Im selben Satz, wo uns Gotteslästerung verboten ist, wird uns auch verboten unsere politischen Verantwortungsträger zu fluchen und schlecht über sie zu reden (2.Mos 22,27; Apg 23,5). Das schließt sogar unsere Gedanken ein (Pred 10,20)

b. „Tue was gut ist“
Wenn Gott den apostolisch-proph. Dienst weiter aufrichten wird (und noch ein Gebetsanliegen), ergreifen dazu Berufene (z.B. Micha 3,1ff) das Mandat vor den Machthabern das Evg. Zu verkündigen, und auch Ungerechtigkeiten anzusprechen – Bsp.: Joh der Täufer, wie auch Paulus, „der mit großer Selbtsthischerheit in den Zirkeln der Macht auftrat und Einfluss ausübte.“ Es Teil der apostolischen Berufung (Apg 9,15) und macht vor den Verantwortungsträgern eben nicht halt oder knickt inhaltlich ein, wenn Gott Türen öffnet. Bsp.: M.Luther
„Wobei Paulus darauf achtete, Machtsysteme mit der Botschaft vom Reich Gottes zu beeinflussen ohne selbst von ihnen vereinnahmt zu werden, und damit die eigene Salz-und Lichtwirkung zu verlieren. So betont er seine machtpolitische Distanz (Rö 13,4).“ (Finden, Fördern, Freisetzen, Stefan Vatter, S.147f)
Diese Distanz fehlt mir in dem Versuch der politischen Einflussnahme in den USA. Die Auswirkungen sind jetzt schon fatal – aus meiner Sicht.
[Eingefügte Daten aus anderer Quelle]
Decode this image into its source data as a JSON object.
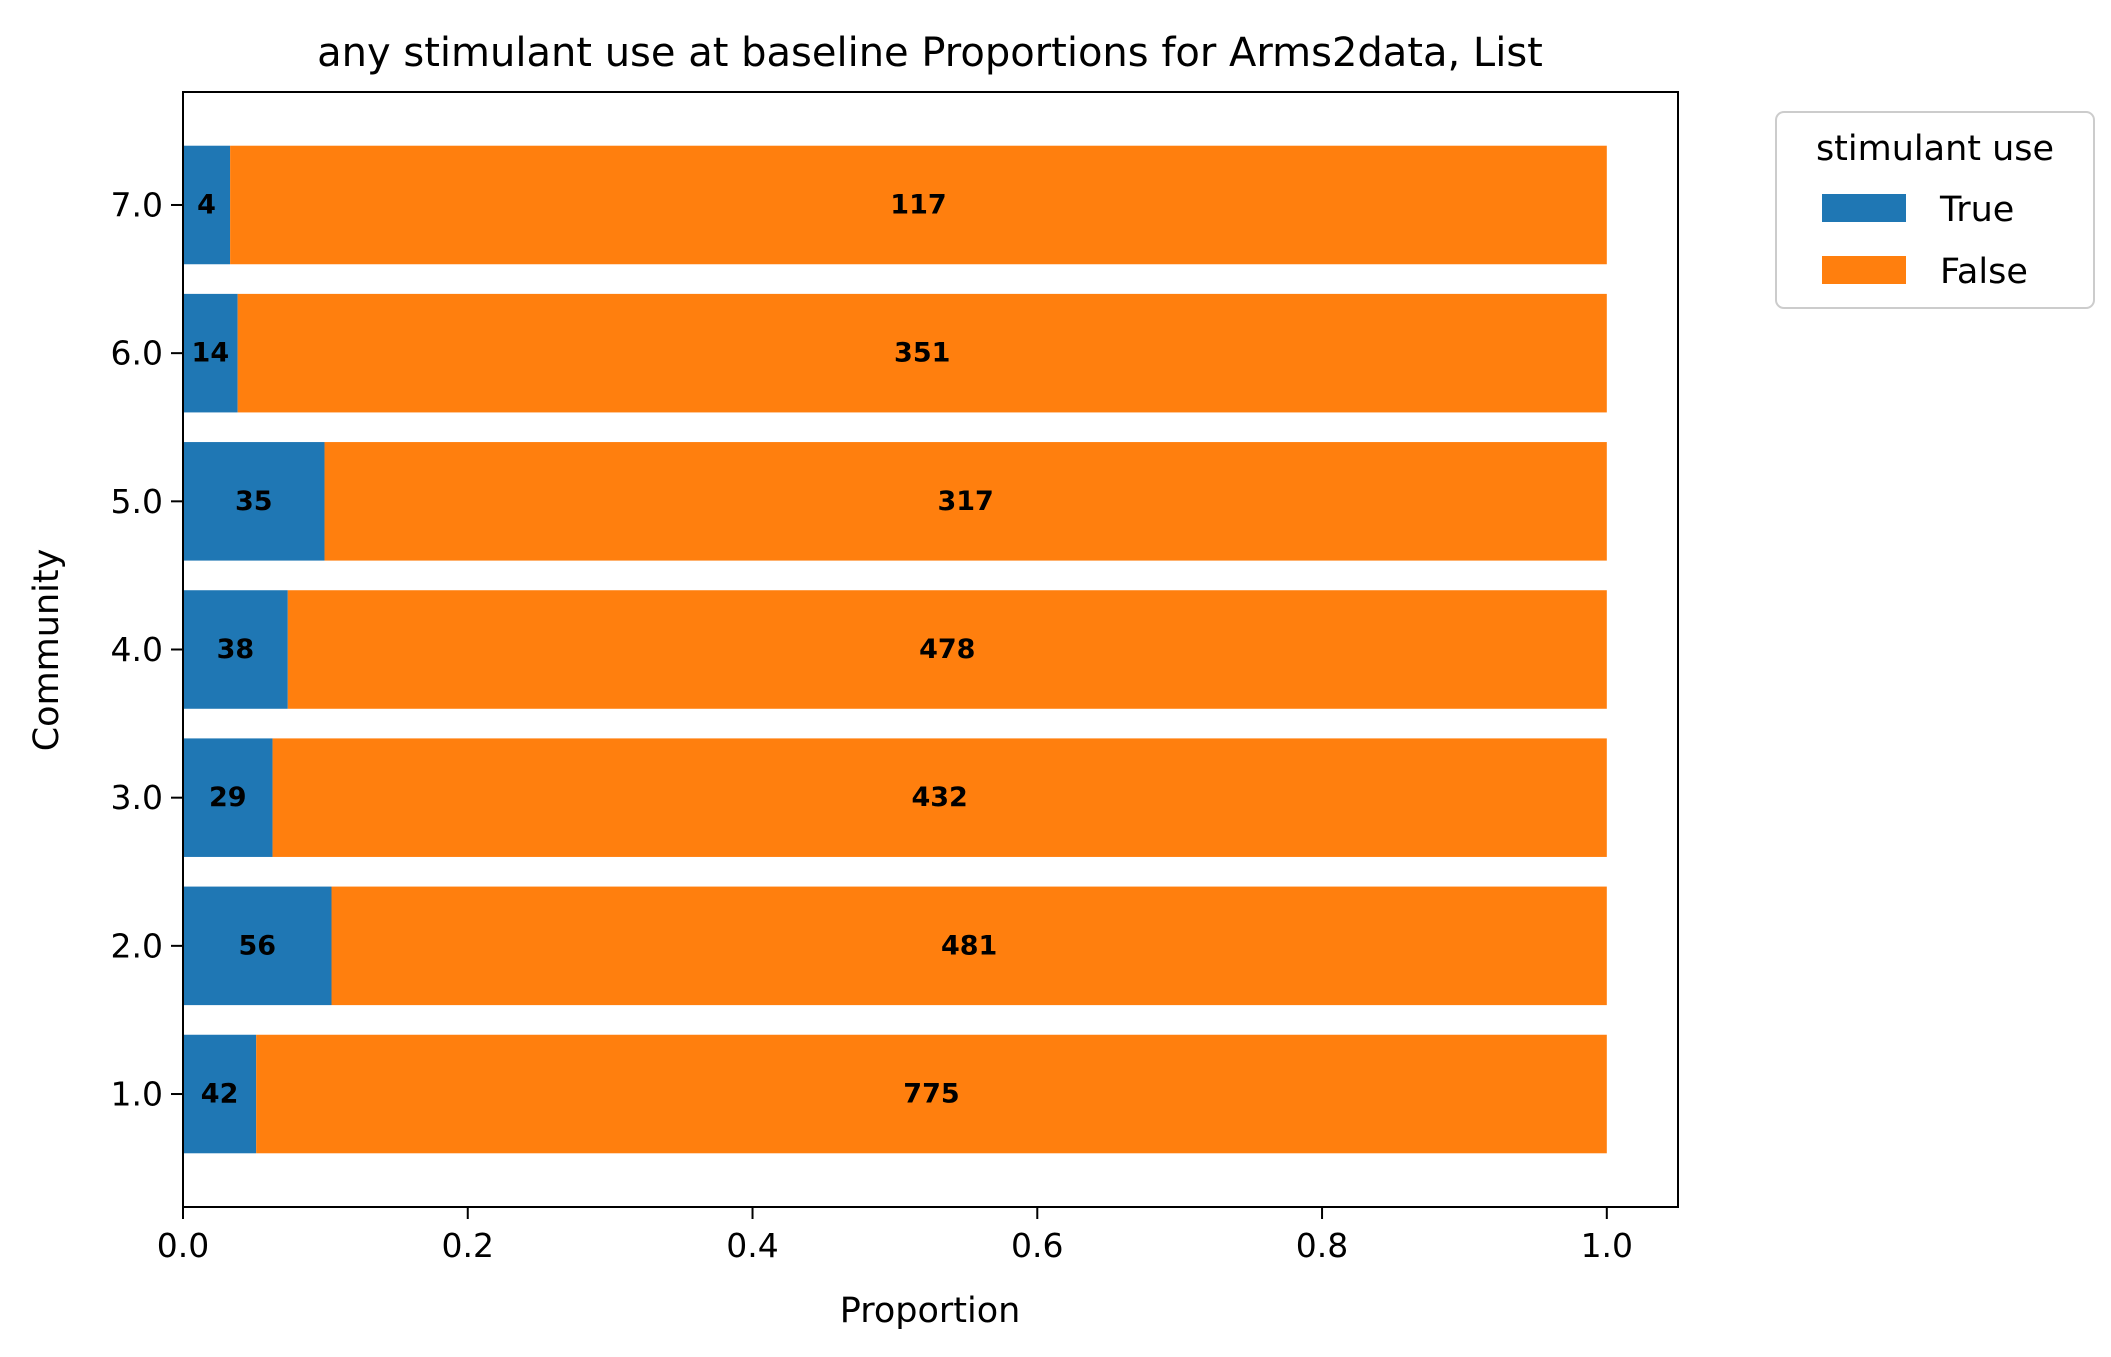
{
  "chart_data": {
    "type": "bar",
    "orientation": "horizontal",
    "stacked": true,
    "title": "any stimulant use at baseline Proportions for Arms2data, List",
    "xlabel": "Proportion",
    "ylabel": "Community",
    "xlim": [
      0,
      1.05
    ],
    "xticks": [
      "0.0",
      "0.2",
      "0.4",
      "0.6",
      "0.8",
      "1.0"
    ],
    "categories": [
      "1.0",
      "2.0",
      "3.0",
      "4.0",
      "5.0",
      "6.0",
      "7.0"
    ],
    "series": [
      {
        "name": "True",
        "color": "#1f77b4",
        "counts": [
          42,
          56,
          29,
          38,
          35,
          14,
          4
        ],
        "values": [
          0.0514,
          0.1043,
          0.0629,
          0.0736,
          0.0994,
          0.0384,
          0.0331
        ]
      },
      {
        "name": "False",
        "color": "#ff7f0e",
        "counts": [
          775,
          481,
          432,
          478,
          317,
          351,
          117
        ],
        "values": [
          0.9486,
          0.8957,
          0.9371,
          0.9264,
          0.9006,
          0.9616,
          0.9669
        ]
      }
    ],
    "legend": {
      "title": "stimulant use",
      "placement": "outside-upper-right"
    },
    "grid": false
  }
}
Hineinzuwirken in die sieben Bereiche unserer Gesellschaft (s. Stefan Vatter S.127f), damit sich das RG wie Sauerteig ausbreitet.
Damit es den Menschen gut geht und Gott geehrt wird. Und damit wir in göttlicher Weise das uns als Nation anvertraute Erbe verwalten.
Haben wir das Bewusstsein, dass da wo uns uns gesetzt hat, RG sichtbar werden soll?

1. Bildung und Wissenschaft, wo Wahrheit oder Lüge verbreitet werden
2. Regierung und Politik, wo das Böse verboten oder erlaubt wird
3. Kunst und Unterhaltung, wo Werte gefeiert oder verhöhnt werden
4. Religion, wo Glaube zum lebendigen Gott oder zu Götzen führt (Paradebsp. Nebukadnezar)
5. Medien, wo Informationen zum Guten oder zum Bösen hin prägen
6. Wirtschaft und Finanzen, wo Ressourcen zum Auf- oder Abbau eingesetzt werden
7. Familie und Erziehung, wo Segen oder Fluch weitergegeben werden

Und ja, es braucht die Daniel-Berufungen. „Denn trotz Wissensflut-und Kompetenzen fehlt die Weisung und Weisheit der richtigen Deutung und einer von Gott gesegneten Handlungsweise. Durch Krisen sollen Verantwortungsträger die Wahrheit und Heiligkeit Gottes erkennen,..“ (S.Vatter, S.148f) - wie Nebukadnezar durch Daniel (Dank 2,1ff;4,1ff;2,10;4,4;2,19;4,5;2,47ff;4,34).

C. Gebet
1Tim 2:1f „Das Erste und Wichtigste, wozu ich ´die Gemeinde` auffordere, ist das Gebet. Es ist unsere Aufgabe, mit Bitten, Flehen und Danken für alle Menschen einzutreten, ´insbesondere` für die Regierenden und alle, die eine hohe Stellung einnehmen, damit wir ungestört und in Frieden ein Leben führen können, durch das Gott in jeder Hinsicht geehrt wird und das in allen Belangen glaubwürdig ist. In dieser Weise zu beten ist gut und gefällt Gott, unserem Retter, denn er will, dass alle Menschen gerettet werden und dass sie die Wahrheit erkennen.“

„Für Verantwortungsträger unserer Gesellschaft zu beten bedeutet nicht, alles für gut zu heißen, was sie tun, sondern sie vielmehr mit der Kraft göttlicher Gnadenwirkung zu durchdringen.“ (S.Vatter, ebd. S.152)

Konkret können wir das bisher Gesagte in Danken und Bitten verwandeln. Am Di werden wir das praktisch und modellhaft tun.